Now, it all looks very beautiful, but I must say, we fully expected to fill the hours of Adoration ourselves, half-anticipating that people would not show up. We have a small parish after all (around 400 people attend Sunday Mass). On Friday, I was getting ready for 12 solid hours of Adoration and my bag was stuffed with spiritual reading. But… amazingly… no such thing! The church seemed never to have less than five people present. On Friday evening, at the end of Stations of the Cross, and as young professionals streamed in from work, there seemed to be closer to 50… a whole eighth of the parish! That moment just took my breath away… Wow… God you are really at work here!

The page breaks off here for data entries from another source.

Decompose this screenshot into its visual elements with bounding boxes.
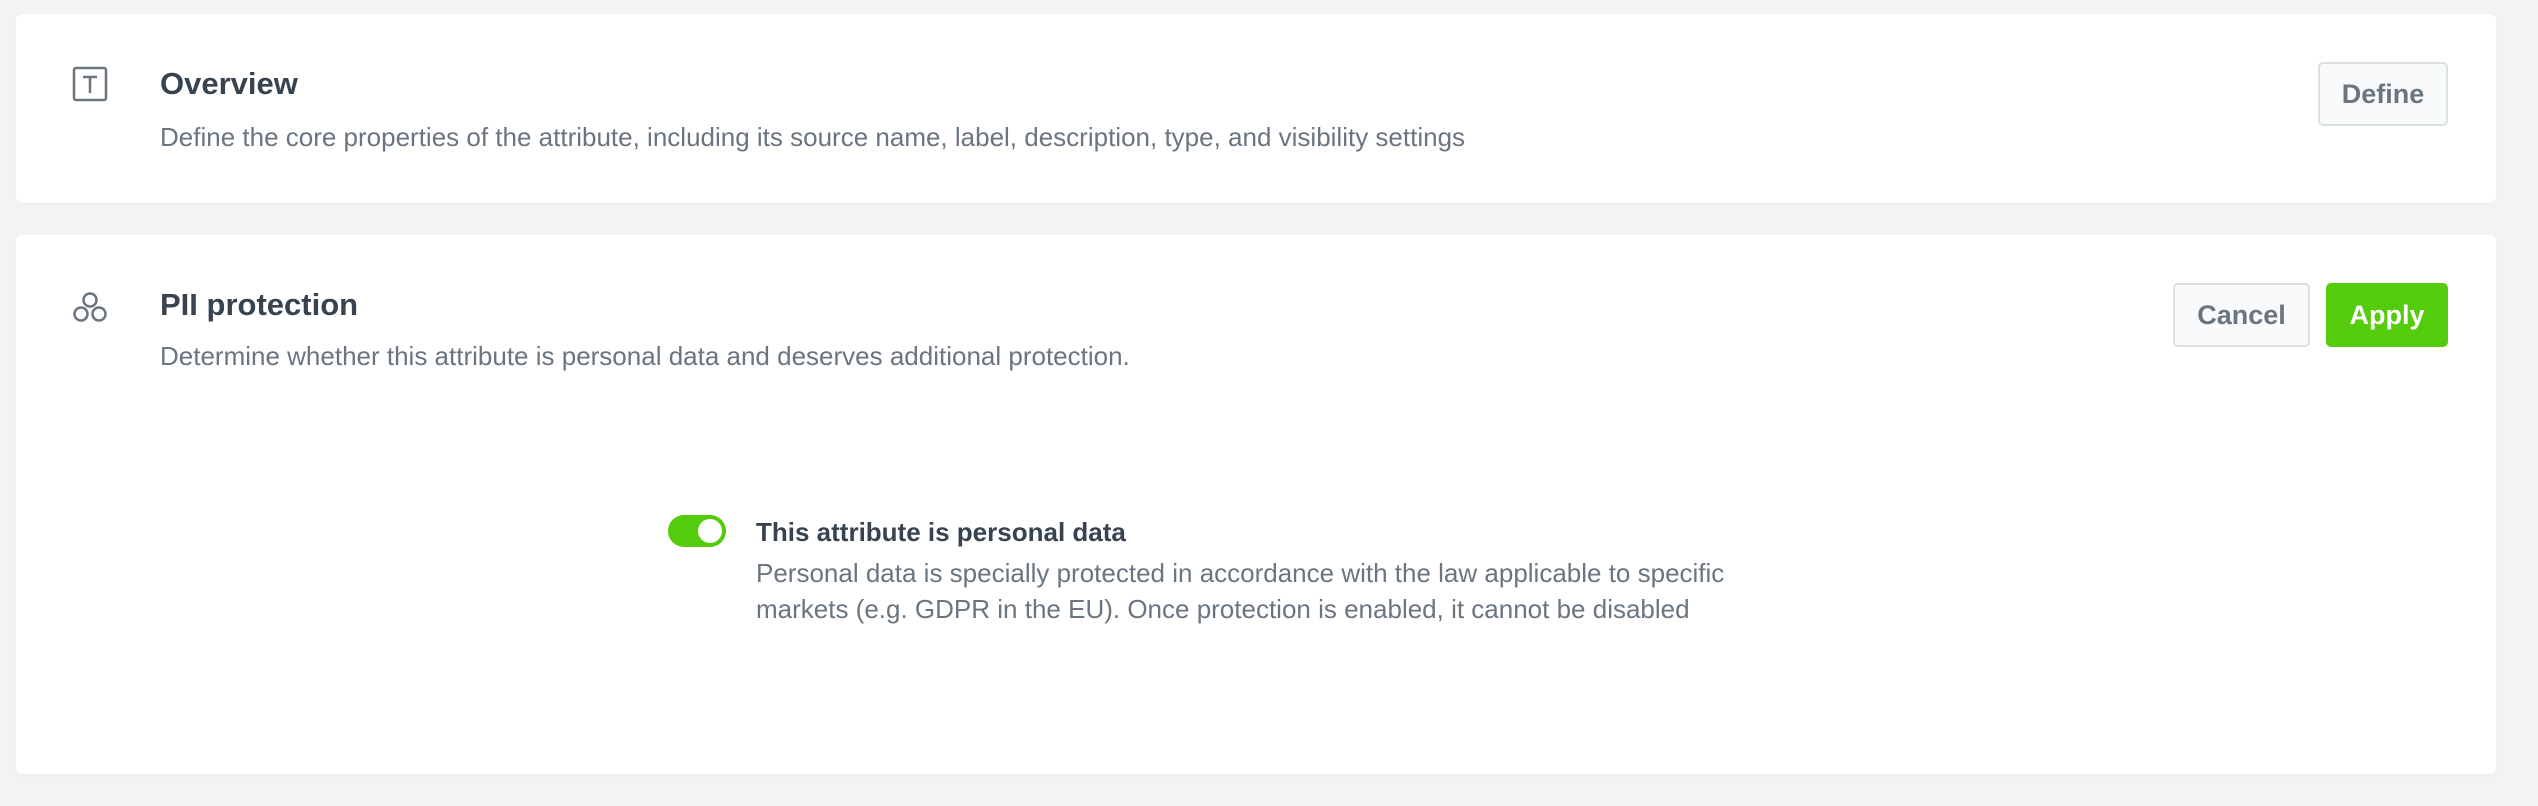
personal-data-option: This attribute is personal data Personal… [668, 515, 1868, 635]
personal-data-description: Personal data is specially protected in … [756, 555, 1876, 627]
pii-protection-card: PII protection Determine whether this at… [16, 235, 2496, 774]
overview-description: Define the core properties of the attrib… [160, 122, 1466, 152]
overview-title: Overview [160, 66, 298, 101]
pii-protection-icon [68, 285, 112, 329]
pii-description: Determine whether this attribute is pers… [160, 341, 1130, 371]
personal-data-toggle[interactable] [668, 515, 726, 547]
toggle-knob [698, 519, 722, 543]
personal-data-description-line1: Personal data is specially protected in … [756, 558, 1725, 588]
pii-title: PII protection [160, 287, 359, 322]
cancel-button[interactable]: Cancel [2173, 283, 2310, 347]
define-button[interactable]: Define [2318, 62, 2448, 126]
overview-card: Overview Define the core properties of t… [16, 14, 2496, 203]
personal-data-label: This attribute is personal data [756, 517, 1126, 547]
personal-data-description-line2: markets (e.g. GDPR in the EU). Once prot… [756, 594, 1690, 624]
text-icon [68, 62, 112, 106]
apply-button[interactable]: Apply [2326, 283, 2448, 347]
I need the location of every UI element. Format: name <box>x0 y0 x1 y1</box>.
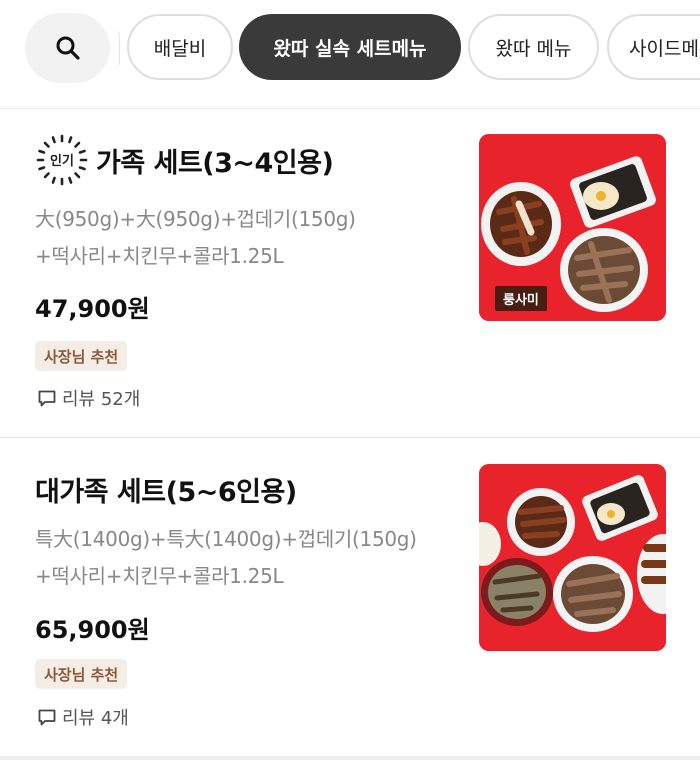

In addition, we had 25 primary-aged children attend our children’s Adoration after school. It was the first time something like this had been tried in the church, so it came with risks, and I was expecting maybe five brave children and their families to show up. But no, after school time found the crypt beneath our church buzzing with activity and noise, before they were introduced to what Adoration was, and processed up into the church.
I think it helped that our parish priest preached really strongly about Confession the weekend before. We had an Examination of Conscience on every bench, as well as a Bible. As well as lighting a votive candle, people could write a prayer intention and take a passage of Scripture. The day was punctuated with Holy Hours with music ministry as well as Rosaries and the Divine Mercy. I think the key was having a varied programme with something for everyone.
The Holy Spirit was at work everywhere… Standing outside the church for 10 minutes (as I did occasionally during the day), I witnessed people walk into the church from the street, families who would never normally be found there during the week going in to pray… Just mesmerising and beyond all expectations. On my Facebook wall, I wrote:
Wow… The blessings when Jesus is exposed in your church all day are huge! How much it has struck me today that Jesus has been acting in countless beautiful ways in people’s hearts all day… As they walked in slightly wary off the street, as they spent time in Adoration during one of our Holy Hours, as they went to Confession. Evangelisation is first and foremost HIS work, not ours. What an incredible gift that as Catholics we can make possible for people to come to JESUS himself!
And this about sums it up. Pope Francis’ idea has been a stroke of genius. Yes, evangelisation requires more than simply opening our churches, but this is a wonderful way to start.